Первое, что бросилось в глаза Степану, когда поднялся он на знакомый пригорок, — непривычная, дикая пустынность. Бугорки и ямы на бывших подворьях, жиденькие кустики вишенок, остатние избы с заколоченными окнами. Даже и грачей на лозине не видно — тоже не могут без людей…

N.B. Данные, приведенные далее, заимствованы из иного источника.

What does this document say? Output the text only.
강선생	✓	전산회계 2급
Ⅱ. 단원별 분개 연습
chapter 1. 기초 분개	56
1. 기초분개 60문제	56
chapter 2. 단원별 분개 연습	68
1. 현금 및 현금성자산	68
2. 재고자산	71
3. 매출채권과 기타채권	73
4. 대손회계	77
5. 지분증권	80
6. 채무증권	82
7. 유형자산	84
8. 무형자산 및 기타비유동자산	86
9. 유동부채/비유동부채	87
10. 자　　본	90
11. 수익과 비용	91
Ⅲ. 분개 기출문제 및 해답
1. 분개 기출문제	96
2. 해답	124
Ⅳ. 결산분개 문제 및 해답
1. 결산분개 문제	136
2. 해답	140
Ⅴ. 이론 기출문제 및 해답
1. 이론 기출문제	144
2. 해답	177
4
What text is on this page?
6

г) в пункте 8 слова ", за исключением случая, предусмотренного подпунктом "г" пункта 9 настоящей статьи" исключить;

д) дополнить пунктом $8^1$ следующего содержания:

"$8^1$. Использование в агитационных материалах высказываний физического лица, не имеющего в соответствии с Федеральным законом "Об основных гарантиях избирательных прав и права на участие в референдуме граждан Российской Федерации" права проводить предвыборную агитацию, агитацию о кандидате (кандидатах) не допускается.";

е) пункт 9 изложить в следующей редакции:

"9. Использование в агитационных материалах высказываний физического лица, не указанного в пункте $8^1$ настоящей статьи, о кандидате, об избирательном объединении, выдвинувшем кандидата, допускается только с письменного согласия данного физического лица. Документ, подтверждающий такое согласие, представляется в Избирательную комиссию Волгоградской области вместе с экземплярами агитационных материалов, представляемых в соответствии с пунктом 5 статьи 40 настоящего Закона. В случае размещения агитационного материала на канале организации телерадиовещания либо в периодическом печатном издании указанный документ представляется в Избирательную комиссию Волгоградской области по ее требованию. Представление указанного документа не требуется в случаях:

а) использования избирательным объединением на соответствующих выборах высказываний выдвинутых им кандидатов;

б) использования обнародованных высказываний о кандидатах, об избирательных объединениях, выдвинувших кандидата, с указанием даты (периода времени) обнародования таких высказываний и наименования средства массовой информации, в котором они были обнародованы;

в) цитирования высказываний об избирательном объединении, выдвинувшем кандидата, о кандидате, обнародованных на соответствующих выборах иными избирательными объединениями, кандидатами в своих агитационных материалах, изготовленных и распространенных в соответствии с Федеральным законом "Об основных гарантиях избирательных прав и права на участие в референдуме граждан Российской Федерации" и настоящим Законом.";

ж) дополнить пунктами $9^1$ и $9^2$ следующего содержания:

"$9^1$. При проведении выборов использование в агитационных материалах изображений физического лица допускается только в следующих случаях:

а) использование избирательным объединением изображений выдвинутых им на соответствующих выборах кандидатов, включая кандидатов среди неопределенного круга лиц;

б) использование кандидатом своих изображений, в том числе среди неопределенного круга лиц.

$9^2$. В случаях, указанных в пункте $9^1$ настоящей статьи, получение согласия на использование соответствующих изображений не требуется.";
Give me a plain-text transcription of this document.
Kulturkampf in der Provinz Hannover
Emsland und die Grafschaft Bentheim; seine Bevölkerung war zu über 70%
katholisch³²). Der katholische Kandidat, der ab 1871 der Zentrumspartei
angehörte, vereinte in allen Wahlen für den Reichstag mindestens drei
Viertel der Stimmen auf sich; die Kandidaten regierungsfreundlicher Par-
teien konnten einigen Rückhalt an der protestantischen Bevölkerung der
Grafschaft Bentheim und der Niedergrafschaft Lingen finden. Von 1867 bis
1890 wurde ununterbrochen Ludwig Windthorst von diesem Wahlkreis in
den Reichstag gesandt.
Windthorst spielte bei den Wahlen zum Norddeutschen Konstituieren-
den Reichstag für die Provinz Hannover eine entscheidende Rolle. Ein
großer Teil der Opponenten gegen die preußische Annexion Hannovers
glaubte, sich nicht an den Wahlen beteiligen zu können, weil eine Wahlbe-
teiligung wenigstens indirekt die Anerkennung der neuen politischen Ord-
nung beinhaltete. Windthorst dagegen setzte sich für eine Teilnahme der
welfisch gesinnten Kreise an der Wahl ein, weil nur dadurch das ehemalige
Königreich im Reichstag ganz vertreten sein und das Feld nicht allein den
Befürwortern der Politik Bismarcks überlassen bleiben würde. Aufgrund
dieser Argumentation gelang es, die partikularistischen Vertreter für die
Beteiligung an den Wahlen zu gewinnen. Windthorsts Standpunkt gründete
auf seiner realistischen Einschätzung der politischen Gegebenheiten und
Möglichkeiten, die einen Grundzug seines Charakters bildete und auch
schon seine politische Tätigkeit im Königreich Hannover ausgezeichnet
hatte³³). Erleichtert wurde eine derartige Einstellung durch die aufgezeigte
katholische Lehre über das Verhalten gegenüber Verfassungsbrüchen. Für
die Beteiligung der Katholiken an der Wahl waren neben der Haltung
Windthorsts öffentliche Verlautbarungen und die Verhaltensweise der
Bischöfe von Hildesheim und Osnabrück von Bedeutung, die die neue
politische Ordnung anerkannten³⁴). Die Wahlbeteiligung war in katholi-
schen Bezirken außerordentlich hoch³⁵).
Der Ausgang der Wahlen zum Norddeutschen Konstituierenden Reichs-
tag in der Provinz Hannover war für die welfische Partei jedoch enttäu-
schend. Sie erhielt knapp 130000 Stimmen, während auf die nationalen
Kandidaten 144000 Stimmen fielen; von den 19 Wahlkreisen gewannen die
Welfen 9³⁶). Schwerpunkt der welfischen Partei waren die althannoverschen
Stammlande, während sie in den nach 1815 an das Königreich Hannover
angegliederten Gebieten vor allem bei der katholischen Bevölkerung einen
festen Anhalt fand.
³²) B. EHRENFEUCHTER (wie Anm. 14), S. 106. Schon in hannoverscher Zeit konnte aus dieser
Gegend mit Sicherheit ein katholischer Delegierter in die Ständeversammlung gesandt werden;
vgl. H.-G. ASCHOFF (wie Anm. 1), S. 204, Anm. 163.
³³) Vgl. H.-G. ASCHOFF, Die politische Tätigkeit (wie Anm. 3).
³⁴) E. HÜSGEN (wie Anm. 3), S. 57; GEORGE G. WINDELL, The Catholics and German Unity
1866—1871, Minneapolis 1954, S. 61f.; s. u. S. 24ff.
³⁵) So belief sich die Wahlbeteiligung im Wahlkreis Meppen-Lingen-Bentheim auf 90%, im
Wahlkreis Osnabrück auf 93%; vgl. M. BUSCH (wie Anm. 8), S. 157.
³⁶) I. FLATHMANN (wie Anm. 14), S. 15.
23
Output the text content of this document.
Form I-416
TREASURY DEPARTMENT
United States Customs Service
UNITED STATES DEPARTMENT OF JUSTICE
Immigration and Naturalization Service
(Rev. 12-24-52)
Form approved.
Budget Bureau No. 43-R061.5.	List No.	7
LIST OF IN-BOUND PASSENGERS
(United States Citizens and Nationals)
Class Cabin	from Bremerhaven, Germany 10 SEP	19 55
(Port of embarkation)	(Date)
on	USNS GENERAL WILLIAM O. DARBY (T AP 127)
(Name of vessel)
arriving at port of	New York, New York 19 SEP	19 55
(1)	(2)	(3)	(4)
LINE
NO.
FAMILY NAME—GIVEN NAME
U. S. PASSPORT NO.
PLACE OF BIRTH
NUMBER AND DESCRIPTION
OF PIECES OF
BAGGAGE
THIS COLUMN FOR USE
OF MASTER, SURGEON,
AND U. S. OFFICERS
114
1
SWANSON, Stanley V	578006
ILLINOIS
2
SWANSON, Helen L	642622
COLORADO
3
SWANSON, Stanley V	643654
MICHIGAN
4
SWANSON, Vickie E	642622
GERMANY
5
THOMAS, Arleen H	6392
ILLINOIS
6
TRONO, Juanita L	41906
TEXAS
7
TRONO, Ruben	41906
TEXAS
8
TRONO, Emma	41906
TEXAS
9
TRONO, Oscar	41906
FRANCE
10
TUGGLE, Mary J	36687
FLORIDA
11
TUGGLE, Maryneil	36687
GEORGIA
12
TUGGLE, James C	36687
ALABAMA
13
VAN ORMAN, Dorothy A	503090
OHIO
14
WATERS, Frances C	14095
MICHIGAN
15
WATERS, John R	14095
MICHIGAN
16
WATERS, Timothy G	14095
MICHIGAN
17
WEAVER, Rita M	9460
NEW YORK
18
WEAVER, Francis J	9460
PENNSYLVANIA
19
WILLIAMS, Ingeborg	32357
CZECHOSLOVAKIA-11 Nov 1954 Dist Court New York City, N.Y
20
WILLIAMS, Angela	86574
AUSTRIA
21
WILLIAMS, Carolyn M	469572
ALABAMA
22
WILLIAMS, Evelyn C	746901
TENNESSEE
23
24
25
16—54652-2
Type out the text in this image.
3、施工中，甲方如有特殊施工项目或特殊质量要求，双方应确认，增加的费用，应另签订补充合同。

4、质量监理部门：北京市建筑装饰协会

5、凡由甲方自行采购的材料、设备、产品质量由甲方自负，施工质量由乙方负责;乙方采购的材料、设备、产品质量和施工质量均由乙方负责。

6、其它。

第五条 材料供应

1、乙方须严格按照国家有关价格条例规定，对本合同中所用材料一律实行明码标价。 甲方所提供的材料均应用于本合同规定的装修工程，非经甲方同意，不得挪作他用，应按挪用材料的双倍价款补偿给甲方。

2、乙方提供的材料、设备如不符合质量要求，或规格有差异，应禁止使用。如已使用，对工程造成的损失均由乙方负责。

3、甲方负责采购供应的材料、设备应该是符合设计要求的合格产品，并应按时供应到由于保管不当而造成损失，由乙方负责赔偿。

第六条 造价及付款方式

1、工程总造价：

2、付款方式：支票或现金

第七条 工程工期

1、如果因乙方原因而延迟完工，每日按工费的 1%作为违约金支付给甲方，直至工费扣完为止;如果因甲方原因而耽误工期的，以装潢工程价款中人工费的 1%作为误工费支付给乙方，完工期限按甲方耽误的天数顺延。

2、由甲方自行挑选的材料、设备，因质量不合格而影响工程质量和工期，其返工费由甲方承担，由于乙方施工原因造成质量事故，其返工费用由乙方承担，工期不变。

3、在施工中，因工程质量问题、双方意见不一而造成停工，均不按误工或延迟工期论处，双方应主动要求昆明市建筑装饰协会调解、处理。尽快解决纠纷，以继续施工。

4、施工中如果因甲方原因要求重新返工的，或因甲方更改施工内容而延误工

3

Обошел Степан свой дом — все было на месте, хотя никто за ним не присматривал. И замок висел поржавелый, нетронутый, и окна целы до последнего стеклышка.

В доме пахнуло на него холодной сыростью, тоскливым неуютом. И стены будто помрачнели, и потолок казался ниже. Не по себе вдруг сделалось ему, скорей на улицу выметываться.

Взгляд его остановился на бугорках и ямах — остатней памяти былого жительства Петруниных, Куракиных, Рыжовых, всех известных ему поселенцев… Тут, на грудах каменной трухи да перепрелого от давности мусора показались уже солнцу зеленые ушки крапивы. И мысли Степана обратились на это простое, как бы по-новому глянувшее на него явление. Подумалось о крапиве: вот ведь растение, где человек, там и она. Не сдается упрямица, пока не запашут ее, не сровняют с землей. Будто сходство с собою увидел он в этом невзрачном, обласканном солнцем растеньице…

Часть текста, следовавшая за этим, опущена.